As shown in Figure 4, to ensure the CPU's storage access efficiency, it is only effective when the CPU only accesses the storage area closest to it. Fortunately, this can be guaranteed according to the law of access positioning. The law of access positioning shows that the program only needs a relatively small size of data and code in a relatively small time window. Two laws of data positioning:

Spatial association: When a piece of data is accessed, its adjacent data is likely to be accessed by subsequent storage.

Time correlation: When a storage area is accessed, it will be accessed again at the next nearby time point.

Optimizing cache performance

Based on the rules of access positioning, some basic principles for optimizing cache performance can be summarized:

Let the function process the data as fully as possible to improve data reuse.

Organize data and code to improve cache hit rates.

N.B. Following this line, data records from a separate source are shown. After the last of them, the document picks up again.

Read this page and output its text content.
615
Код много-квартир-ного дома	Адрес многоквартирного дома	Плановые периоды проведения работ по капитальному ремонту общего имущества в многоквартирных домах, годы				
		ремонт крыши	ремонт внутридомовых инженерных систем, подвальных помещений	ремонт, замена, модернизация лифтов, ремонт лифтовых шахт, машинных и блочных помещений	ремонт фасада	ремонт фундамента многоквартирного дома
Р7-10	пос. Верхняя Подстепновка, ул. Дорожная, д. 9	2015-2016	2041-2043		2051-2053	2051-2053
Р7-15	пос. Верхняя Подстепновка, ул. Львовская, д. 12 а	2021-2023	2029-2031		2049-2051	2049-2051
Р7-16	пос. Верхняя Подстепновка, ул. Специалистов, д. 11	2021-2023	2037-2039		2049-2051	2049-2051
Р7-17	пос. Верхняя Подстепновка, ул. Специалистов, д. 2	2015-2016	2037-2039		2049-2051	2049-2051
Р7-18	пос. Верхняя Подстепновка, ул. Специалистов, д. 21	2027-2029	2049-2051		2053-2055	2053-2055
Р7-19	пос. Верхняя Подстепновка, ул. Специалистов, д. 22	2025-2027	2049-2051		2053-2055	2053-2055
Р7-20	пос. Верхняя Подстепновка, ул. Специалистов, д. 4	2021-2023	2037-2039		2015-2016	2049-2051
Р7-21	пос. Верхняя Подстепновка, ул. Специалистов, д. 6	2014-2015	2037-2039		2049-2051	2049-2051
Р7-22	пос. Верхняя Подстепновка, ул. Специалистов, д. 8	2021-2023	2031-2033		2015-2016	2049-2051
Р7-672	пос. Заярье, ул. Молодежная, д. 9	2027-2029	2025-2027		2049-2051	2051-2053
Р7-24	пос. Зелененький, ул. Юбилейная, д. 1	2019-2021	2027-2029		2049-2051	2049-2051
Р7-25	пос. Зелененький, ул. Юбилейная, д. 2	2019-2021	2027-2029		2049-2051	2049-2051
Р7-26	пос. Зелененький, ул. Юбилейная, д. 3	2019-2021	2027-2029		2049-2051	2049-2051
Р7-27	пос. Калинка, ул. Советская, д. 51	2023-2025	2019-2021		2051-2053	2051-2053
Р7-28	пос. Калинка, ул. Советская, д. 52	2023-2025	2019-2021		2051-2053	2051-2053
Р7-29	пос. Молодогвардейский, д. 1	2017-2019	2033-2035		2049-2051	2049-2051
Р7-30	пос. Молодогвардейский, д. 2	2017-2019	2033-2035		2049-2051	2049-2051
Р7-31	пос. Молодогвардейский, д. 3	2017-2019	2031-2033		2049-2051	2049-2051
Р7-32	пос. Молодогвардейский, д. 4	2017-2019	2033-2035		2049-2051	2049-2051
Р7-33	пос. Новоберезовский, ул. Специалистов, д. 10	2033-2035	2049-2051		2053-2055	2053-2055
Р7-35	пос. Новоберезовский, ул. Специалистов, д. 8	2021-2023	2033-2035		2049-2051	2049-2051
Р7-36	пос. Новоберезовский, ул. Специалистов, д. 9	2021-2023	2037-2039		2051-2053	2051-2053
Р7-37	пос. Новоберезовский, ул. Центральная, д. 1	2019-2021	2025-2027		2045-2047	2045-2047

Reasonable space division to balance program cache and data cache.

Group functions that operate on the same data in one storage area.

Segment [1,6]

The smallest unit of an object file (.obj) is called a segment, which is a block of code or data occupying a continuous space. One of the functions of the connector is to relocate the segment to the memory map of the target system. All segments can be relocated independently, and the user can place any segment into any specified block of the target memory.

A COFF file contains three default sections: .text, .data, and .bss. Users can also create, name, and connect their own sections, and can continue to divide subsections in each section.

In C/C++ code, there are two precompiled statements that can be used to allocate specific code or data to a specific segment:

CODE_SECTION: Assign a section to the code.

DATA_SECTION: Allocate a segment for data.

Stack and Heap[1,6]

The stack (.stack) and heap (.heap) are two storage areas that provide support for the processor runtime.

The stack is a variable storage area that is allocated by the compiler when needed and automatically cleared when not needed. It is used to store temporary data such as local variables and function parameters.

The heap is used for dynamic memory allocation. The heap is located between the bss area and the stack area in memory. It is usually allocated and released by the programmer. If the programmer does not release it, it may be reclaimed by the OS when the program ends. For example, the malloc() function commonly used in C allocates an area in the heap to store data.